It adopts a dual-protection sealing structure, including bolt fastening of the flange interface and wrap-around sealing of the sealing sleeve, combined with a three-dimensional reinforcement design of the semi-circular seat and connecting plate, using water-swellable rubber sealing rings and epoxy resin adhesive layers, and achieving dynamic sealing and reinforcement through a mechanical interlocking structure.
It effectively prevents media leakage, enhances the reliability and stability of the connection, simplifies the installation and disassembly process, improves maintenance efficiency, and is suitable for reliable connection of high-pressure flexible pipelines.
Smart Images

Figure CN224397393U_ABST
Abstract
Description
Technical Field
[0001] This utility model relates to the field of conveying pipe connection technology, and in particular to a connection structure for a flexible composite high-pressure conveying pipe. Background Technology
[0002] Flexible composite high-pressure transmission pipes are high-performance pipeline systems widely used in petroleum, natural gas, chemical, and marine engineering fields. They are composed of multiple layers of composite materials, including an inner corrosion-resistant material, a middle reinforcing layer, and an outer protective layer. This structural design gives flexible composite high-pressure transmission pipes excellent pressure resistance, corrosion resistance, and high-temperature resistance.

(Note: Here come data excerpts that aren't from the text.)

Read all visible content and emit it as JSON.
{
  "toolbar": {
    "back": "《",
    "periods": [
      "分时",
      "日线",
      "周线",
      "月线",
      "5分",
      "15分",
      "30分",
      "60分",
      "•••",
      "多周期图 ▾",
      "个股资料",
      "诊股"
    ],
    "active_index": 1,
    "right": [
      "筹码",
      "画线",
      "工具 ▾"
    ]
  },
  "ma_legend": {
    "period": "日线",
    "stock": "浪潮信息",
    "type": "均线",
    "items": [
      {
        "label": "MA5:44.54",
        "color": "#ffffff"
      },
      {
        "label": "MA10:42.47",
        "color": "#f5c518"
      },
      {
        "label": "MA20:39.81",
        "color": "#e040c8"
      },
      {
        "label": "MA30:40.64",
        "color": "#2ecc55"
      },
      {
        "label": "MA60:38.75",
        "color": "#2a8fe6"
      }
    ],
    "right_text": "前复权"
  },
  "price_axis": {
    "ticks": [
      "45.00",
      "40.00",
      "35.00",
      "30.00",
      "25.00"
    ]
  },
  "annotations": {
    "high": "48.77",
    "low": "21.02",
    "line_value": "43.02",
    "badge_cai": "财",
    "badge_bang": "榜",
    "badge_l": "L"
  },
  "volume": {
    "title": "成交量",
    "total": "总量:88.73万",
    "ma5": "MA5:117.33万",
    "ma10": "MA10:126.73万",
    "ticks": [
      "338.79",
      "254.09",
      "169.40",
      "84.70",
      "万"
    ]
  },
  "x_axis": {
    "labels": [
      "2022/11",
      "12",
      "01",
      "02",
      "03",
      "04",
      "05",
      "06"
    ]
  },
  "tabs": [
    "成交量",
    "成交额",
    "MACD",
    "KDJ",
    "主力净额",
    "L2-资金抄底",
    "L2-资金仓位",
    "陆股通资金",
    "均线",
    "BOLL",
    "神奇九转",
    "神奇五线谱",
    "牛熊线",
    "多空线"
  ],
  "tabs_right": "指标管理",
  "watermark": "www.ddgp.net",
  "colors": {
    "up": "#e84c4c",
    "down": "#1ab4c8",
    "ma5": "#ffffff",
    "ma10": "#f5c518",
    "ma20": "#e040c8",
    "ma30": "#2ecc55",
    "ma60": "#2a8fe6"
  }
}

[0003] The main advantages of flexible composite high-pressure conveying pipes lie in their flexibility and adaptability. Due to their flexibility, they can be laid in complex terrains and environments, reducing dependence on terrain and construction difficulty. According to the authorized publication number "CN219639724U", a connection structure for a flexible composite high-pressure conveying pipe is disclosed, including a main body and a connection mechanism. The connection mechanism is located on the right side of the main body. The main body includes a first flexible composite high-pressure conveying pipe and a second flexible composite high-pressure conveying pipe. The second flexible composite high-pressure conveying pipe is movably installed on the right side of the first flexible composite high-pressure conveying pipe, and the inlet is fixedly located on the left side of the second flexible composite high-pressure conveying pipe. This connection structure, by installing flexible connecting components, facilitates the connection of the flexible composite high-pressure conveying pipes via flexible hoses during use. When connected, the flexible hoses greatly reduce the impact on the pipe walls during liquid transport, reducing vibration and enhancing the stability of the connection, thus improving practicality in use.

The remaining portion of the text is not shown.